A local shop owner made a couple suggestions for popular dinner spots, and we headed to Langton’s where they have an early bird special that lasts until 7:30 pm. The a la carte menu is also available.

exterior of a hotel and restaurant that says Langton\'s
interior of a restaurant

The special includes 2 courses, either appetizer and entree or entree and dessert. We all went with appetizer and entree.

a closeup of a restaurant menu

Pints of Smithwick’s were the obvious way to go in the town where it’s brewed. We perused the menu and narrowed down our choices.

2 glasses of Irish ale on a table with restaurant menus

Our server recommended the St. Killian Camembert tart with fig, red onions, pickled walnuts and tahini dressing to start. I thought it was pretty good, but not mind-blowing.
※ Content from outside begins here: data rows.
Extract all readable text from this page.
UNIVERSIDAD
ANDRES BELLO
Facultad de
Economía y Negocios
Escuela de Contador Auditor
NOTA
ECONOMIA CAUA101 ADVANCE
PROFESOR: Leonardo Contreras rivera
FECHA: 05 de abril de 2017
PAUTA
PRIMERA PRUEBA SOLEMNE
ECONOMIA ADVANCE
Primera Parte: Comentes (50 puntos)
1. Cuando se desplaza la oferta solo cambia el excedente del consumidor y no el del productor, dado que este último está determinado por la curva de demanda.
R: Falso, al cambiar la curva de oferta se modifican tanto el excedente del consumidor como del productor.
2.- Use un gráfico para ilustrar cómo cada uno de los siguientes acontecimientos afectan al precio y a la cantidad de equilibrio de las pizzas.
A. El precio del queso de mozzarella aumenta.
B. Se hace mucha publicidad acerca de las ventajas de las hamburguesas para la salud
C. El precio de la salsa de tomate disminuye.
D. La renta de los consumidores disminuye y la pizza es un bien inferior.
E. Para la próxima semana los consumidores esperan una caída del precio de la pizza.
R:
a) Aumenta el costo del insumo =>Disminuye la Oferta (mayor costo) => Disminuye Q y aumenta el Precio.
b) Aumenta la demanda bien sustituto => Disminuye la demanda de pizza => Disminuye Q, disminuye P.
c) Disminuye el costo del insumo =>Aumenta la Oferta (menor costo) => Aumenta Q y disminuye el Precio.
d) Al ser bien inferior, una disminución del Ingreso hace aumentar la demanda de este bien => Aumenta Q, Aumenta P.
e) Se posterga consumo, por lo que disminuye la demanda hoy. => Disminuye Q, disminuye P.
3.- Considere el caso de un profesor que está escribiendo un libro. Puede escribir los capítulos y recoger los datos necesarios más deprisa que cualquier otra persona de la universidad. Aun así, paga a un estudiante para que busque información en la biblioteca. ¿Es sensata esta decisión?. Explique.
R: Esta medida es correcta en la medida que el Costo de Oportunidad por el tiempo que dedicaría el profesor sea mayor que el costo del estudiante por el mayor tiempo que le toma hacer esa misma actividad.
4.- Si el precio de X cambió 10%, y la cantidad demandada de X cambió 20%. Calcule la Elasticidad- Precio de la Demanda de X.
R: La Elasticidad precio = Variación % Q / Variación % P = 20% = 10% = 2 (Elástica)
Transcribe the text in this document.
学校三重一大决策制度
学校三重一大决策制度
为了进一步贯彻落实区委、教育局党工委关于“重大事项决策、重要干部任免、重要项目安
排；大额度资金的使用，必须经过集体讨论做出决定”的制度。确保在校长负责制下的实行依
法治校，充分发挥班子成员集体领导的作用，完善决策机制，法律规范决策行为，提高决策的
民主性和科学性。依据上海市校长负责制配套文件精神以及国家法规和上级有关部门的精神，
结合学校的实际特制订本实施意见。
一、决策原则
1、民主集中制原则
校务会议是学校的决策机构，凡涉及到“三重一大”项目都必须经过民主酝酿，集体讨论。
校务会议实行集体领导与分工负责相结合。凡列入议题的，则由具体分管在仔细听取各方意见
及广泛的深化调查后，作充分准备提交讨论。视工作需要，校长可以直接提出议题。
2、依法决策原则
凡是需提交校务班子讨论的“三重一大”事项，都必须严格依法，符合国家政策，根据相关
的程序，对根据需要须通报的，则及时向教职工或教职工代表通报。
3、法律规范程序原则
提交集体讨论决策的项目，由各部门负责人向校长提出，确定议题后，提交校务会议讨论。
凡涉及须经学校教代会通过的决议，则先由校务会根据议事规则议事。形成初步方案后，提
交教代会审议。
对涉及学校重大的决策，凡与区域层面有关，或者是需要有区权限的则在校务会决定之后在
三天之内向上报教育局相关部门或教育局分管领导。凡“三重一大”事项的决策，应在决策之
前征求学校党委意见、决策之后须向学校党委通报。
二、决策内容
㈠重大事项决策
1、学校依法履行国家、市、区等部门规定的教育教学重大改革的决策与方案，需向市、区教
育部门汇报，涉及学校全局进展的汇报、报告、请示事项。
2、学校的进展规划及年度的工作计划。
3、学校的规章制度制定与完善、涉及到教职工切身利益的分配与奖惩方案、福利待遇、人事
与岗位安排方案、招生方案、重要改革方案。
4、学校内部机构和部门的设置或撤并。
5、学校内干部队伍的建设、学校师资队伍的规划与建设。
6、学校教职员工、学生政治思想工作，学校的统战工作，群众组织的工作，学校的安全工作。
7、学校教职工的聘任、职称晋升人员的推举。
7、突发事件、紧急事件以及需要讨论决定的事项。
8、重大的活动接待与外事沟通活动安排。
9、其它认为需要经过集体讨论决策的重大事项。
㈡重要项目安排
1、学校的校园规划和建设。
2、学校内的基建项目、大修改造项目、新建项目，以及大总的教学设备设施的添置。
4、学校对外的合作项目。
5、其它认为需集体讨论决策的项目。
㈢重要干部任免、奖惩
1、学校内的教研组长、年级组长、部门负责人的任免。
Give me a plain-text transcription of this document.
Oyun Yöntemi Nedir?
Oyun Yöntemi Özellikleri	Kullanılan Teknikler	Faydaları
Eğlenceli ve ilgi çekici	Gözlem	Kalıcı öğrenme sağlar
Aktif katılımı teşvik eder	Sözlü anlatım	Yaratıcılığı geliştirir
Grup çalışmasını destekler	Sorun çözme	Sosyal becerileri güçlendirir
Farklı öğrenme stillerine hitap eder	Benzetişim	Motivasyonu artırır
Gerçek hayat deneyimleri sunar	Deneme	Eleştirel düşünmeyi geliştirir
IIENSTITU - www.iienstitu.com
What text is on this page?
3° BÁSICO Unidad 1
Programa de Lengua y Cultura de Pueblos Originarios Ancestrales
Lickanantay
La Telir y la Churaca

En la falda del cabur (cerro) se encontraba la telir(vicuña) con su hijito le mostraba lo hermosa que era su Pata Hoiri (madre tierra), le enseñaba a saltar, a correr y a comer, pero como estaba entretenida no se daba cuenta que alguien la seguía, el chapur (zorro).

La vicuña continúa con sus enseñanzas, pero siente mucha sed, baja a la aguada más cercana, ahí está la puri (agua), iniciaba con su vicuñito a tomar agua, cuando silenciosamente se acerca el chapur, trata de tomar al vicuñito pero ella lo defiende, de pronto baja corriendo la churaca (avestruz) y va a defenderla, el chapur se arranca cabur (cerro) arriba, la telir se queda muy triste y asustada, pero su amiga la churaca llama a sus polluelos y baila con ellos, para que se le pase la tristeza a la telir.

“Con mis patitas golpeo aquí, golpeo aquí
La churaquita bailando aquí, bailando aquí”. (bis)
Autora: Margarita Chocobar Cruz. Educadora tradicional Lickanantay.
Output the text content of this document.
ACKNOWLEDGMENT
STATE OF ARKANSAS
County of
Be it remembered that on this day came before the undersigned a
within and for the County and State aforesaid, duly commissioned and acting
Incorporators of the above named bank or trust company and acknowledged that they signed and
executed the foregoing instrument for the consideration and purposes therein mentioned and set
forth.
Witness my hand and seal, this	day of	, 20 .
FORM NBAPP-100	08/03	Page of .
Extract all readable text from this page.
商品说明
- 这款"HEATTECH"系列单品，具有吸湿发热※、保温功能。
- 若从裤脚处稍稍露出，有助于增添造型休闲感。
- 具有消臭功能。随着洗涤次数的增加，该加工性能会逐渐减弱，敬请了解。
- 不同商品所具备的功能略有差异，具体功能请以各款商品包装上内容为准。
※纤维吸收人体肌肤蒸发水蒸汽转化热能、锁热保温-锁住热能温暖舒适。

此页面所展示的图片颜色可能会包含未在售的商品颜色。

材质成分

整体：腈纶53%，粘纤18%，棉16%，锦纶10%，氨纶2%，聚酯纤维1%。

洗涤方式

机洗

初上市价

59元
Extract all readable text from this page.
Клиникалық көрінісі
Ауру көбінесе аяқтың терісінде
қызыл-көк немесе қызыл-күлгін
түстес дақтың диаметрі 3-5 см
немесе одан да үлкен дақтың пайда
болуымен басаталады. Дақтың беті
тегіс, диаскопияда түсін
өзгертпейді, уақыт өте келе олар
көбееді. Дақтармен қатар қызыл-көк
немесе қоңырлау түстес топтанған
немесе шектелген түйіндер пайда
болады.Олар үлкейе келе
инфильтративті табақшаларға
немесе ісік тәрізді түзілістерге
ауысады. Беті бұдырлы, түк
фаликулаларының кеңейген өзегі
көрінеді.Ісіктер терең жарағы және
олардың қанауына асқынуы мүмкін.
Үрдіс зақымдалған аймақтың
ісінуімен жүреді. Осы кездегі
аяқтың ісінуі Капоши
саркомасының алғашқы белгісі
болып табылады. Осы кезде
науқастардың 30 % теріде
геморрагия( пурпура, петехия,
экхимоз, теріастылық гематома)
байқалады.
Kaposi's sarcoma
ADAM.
closeup of a tart topped with cheese and figs

Mom tried the shrimp cocktail, which was quite different from American shrimp cocktail. The shrimps were tiny, and tossed in a Marie rose dressing. It could have used a bit more flavor. It wasn’t bad, but nothing special either.

a salad with small shrimp

Dad got the golden fried mushroom caps with smoked chicken and cream cheese. It had a bit of tang from the cream cheese, and was probably my favorite of the 3 starters.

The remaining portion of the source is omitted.